L’initiative du tableur ou feuille de calcul remonte à 1961, sans laquelle nous ne connaîtrions pas le monde des PC tel qu’il s’est développé jusqu’à aujourd’hui. C’est le tableur qui l’a débloqué, un coup de tonnerre et fait que l’on s’est mis à considérer d’abord l’Apple II puis le PC comme une machine professionnelle.
Le tableur n’est pas une machine quantique. Ce n’est pas non plus un algorithme d’IA. Et encore moins un réseau cellulaire de 11 ème génération. Mais le tableur, inventé non pas par Dan Bricklin, mais par Richard Mattessich, un austro-canadien qui en a énoncé le principe en 1961, a eu autant d’impact que ces grands concepts, car c’est à partir de la présentation du premier tableur sur Apple en 1979, en l’occurrence Visicalc, que le marché des machines personnelles a véritablement explosé. Mattessich s’était contenté d’en présenter les principes clés : une matrice constituée de lignes et de colonnes, susceptible de servir de base à un calcul de budget, mais il faudra attendre Dan Bricklin et son Visicalc, pour avoir un produit qui ressemble à ceux que nous utilisons aujourd’hui.
Tout ceci s’explique dans la mesure ou Richard Mattessich était d’abord professeur de comptabilité à Berkeley, puis à l’Université de Colombie Britannique, alors que Bricklin s’est révélé comme un personnage clé du monde de l’informatique. A chacun ses ambitions.
Entre les idées prémonitoires de Mattessich et la réalisation du rêve de Bricklin, il s’est passé 18 ans, une éternité quand on connaît la résilience de ce milieu.

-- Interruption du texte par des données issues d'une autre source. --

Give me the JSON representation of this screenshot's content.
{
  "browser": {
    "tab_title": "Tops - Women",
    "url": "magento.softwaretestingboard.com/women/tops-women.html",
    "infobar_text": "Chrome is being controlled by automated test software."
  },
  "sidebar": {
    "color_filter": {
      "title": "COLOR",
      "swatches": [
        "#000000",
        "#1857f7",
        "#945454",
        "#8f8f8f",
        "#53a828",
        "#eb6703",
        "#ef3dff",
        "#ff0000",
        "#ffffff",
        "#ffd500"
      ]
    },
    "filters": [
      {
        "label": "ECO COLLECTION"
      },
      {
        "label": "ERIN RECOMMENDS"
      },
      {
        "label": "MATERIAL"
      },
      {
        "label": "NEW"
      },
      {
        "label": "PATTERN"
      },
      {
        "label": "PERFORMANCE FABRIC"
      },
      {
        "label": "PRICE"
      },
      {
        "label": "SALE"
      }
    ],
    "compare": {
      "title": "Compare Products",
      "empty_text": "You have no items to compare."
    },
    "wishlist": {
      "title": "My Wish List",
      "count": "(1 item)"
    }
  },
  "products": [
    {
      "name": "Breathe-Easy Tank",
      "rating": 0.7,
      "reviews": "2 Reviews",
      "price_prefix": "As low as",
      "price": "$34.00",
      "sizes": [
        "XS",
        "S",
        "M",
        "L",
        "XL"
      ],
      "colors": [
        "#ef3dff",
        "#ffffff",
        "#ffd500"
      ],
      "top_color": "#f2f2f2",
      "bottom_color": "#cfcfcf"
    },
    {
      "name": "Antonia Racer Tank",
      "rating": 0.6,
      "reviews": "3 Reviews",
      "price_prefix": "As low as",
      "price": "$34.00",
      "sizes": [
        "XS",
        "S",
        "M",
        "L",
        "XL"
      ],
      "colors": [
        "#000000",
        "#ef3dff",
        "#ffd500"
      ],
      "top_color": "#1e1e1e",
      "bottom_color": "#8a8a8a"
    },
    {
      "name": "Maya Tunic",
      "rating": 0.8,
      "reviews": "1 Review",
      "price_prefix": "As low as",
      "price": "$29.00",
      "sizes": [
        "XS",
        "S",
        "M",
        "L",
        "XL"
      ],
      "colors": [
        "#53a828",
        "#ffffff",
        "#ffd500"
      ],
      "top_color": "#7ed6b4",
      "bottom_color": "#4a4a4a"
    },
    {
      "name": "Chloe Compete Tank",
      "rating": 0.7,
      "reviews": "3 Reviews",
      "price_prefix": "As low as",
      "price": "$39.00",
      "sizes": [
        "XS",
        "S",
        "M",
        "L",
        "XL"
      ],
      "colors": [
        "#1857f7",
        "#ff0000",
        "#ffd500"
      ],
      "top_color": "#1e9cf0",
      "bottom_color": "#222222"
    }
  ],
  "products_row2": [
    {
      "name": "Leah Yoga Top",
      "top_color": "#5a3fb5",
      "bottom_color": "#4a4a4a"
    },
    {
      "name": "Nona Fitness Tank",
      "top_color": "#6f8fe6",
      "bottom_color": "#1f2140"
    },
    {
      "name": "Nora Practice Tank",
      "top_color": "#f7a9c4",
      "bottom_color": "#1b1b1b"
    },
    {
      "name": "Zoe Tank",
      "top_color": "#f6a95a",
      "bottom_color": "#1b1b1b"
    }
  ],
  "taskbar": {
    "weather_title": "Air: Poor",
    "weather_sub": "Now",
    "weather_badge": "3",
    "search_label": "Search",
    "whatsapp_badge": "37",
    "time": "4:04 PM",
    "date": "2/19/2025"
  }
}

Quand on l’interroge sur le cheminement qui l’a amené à imaginer son VisiCalc, Dan Bricklin répond que c’est à la suite d’un rêve qu’il a eu cette idée, en l’occurrence celle d’une calculatrice numérique interactive, que les insuffisances technologiques de l’époque vont transformer en une feuille de calcul utilisable avec une souris, un écran et un clavier.
C’est à l’automne 1978 que Bricklin a présenté le premier prototype de son tableur, programmé en assembleur 6502, sur une machine Apple, qui elle-même faisait ses débuts.

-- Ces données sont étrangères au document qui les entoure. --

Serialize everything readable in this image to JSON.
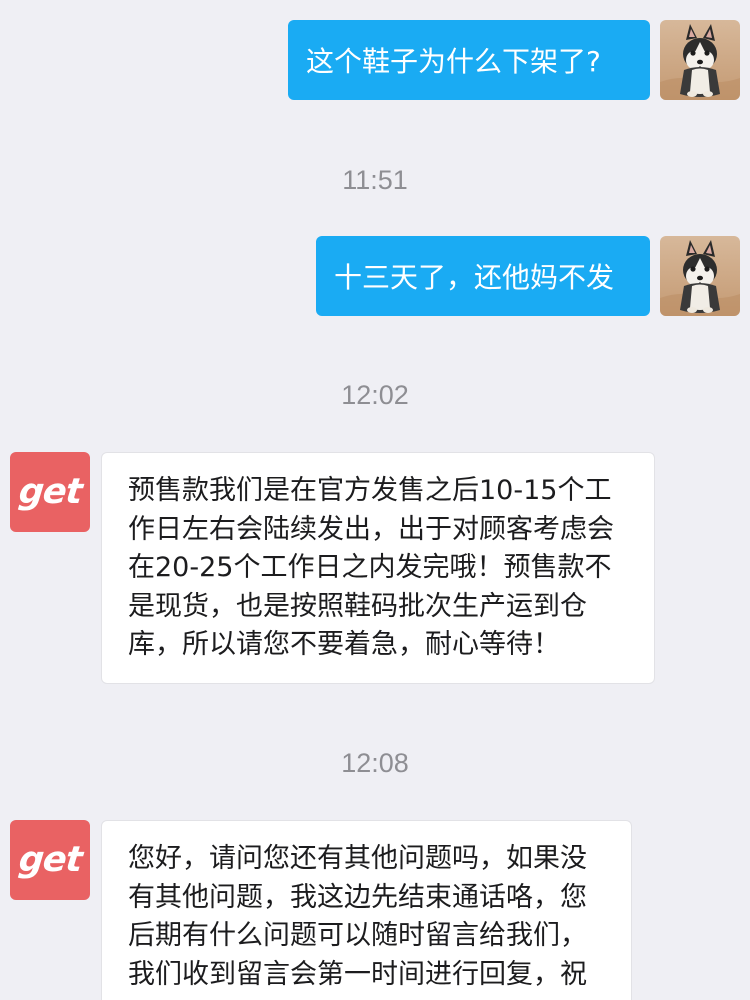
{
  "messages": [
    {
      "from": "user",
      "text": "这个鞋子为什么下架了?"
    },
    {
      "from": "user",
      "text": "十三天了，还他妈不发"
    },
    {
      "from": "shop",
      "lines": [
        "预售款我们是在官方发售之后10-15个工",
        "作日左右会陆续发出，出于对顾客考虑会",
        "在20-25个工作日之内发完哦！预售款不",
        "是现货，也是按照鞋码批次生产运到仓",
        "库，所以请您不要着急，耐心等待！"
      ]
    },
    {
      "from": "shop",
      "lines": [
        "您好，请问您还有其他问题吗，如果没",
        "有其他问题，我这边先结束通话咯，您",
        "后期有什么问题可以随时留言给我们，",
        "我们收到留言会第一时间进行回复，祝"
      ]
    }
  ],
  "timestamps": [
    "11:51",
    "12:02",
    "12:08"
  ],
  "shop_avatar": {
    "text": "get",
    "color": "#e96263"
  },
  "user_avatar": {
    "icon": "husky-puppy-photo"
  },
  "colors": {
    "background": "#efeff4",
    "outgoing_bubble": "#1aabf3",
    "incoming_bubble": "#ffffff",
    "timestamp_text": "#8e8e93"
  }
}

Pour tenir dans l’espace mémoire de l’Apple de Steve Jobs, il avait dépensé des trésors d’ingéniosité avec son associé Bob Frankston, qu’il avait connu au MIT, pour limiter l’encombrement de sa feuille. Mais comme l’Apple ne disposait que de 16 Kb de mémoire, son outil n’a pu fonctionner que sur la version 32 Kb de la machine.

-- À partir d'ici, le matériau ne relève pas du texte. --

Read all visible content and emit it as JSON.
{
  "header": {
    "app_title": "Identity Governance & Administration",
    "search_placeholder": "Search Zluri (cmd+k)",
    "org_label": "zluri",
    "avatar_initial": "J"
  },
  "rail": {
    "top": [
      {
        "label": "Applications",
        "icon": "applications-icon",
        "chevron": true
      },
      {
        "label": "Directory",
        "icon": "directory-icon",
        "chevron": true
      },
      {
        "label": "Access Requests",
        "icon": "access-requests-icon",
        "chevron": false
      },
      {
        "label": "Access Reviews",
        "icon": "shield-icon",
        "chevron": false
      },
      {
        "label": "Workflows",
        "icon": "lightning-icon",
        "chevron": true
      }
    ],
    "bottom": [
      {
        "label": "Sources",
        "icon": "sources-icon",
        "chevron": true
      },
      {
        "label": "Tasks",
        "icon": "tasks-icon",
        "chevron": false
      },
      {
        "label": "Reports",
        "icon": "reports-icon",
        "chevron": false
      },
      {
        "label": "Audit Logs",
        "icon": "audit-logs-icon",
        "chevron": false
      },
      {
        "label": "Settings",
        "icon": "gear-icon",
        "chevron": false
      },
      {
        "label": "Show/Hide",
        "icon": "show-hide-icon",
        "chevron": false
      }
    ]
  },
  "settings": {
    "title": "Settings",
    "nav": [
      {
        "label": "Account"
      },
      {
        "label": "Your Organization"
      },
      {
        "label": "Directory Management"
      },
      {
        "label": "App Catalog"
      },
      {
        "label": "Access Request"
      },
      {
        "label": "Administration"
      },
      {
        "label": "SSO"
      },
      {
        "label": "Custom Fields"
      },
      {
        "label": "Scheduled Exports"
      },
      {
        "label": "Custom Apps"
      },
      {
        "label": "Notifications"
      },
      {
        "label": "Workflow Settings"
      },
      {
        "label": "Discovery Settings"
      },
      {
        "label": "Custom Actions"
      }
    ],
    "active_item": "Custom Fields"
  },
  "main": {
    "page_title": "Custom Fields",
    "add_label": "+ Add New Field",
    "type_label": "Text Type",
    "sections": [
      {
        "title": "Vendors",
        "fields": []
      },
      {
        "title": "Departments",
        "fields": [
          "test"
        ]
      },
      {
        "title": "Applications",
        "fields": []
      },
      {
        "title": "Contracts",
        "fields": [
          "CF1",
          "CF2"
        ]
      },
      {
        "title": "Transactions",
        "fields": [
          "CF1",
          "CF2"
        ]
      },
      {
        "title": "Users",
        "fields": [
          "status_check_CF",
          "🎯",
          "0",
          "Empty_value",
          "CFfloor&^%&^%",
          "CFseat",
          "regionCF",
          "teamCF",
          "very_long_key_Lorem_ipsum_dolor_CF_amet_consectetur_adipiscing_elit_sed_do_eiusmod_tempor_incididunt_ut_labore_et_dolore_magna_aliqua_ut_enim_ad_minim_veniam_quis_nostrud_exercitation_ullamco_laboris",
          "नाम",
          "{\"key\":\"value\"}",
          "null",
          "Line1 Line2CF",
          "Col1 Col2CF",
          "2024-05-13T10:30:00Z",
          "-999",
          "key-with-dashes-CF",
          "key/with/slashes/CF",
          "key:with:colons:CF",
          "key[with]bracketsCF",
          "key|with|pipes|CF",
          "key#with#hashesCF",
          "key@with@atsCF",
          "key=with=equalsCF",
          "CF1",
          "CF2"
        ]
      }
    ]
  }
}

Par la suite, VisiCalc, le nom de son tableur, sera reprogrammé en Basic, entre autre et porté sur de nombreuses autres machines, dont le PC. Mais à l’origine l’affaire des tableurs était exclusivement Apple et c’est VisiCalc qui légitimera l’Apple II, la grande majorité des clients achetant la machine pour pouvoir travailler avec VisiCalc. L’inverse de ce que l’on fait aujourd’hui.
Au fond, quand on compare les tableurs modernes à VisiCalc, la feuille commercialisée par la Compagnie Software Art Corp, fondée avec Frankston, on ne voit pas tellement de différences avec ceux d’aujourd’hui.
Entendons-nous bien, il ne s’agit pas ici du catalogue de fonctionnalités disponibles sur les tableurs, mais de la manière dont nous nous servons de la feuille, qui reste, hormis quelques fondus des formules de calculs, relativement simple. L’essentiel des fonctions nécessaires, ayant déjà été inventées par Dan Bricklin et Richard Mattessich : l’interaction, le pilotage par formules mathématiques, les sélections d’objets, les liens entre les cellules, etc.
VisiCalc restera dans l’histoire des technologies modernes comme l’une des 5 plus grandes fulgurances, de celles qui ont transformé le monde.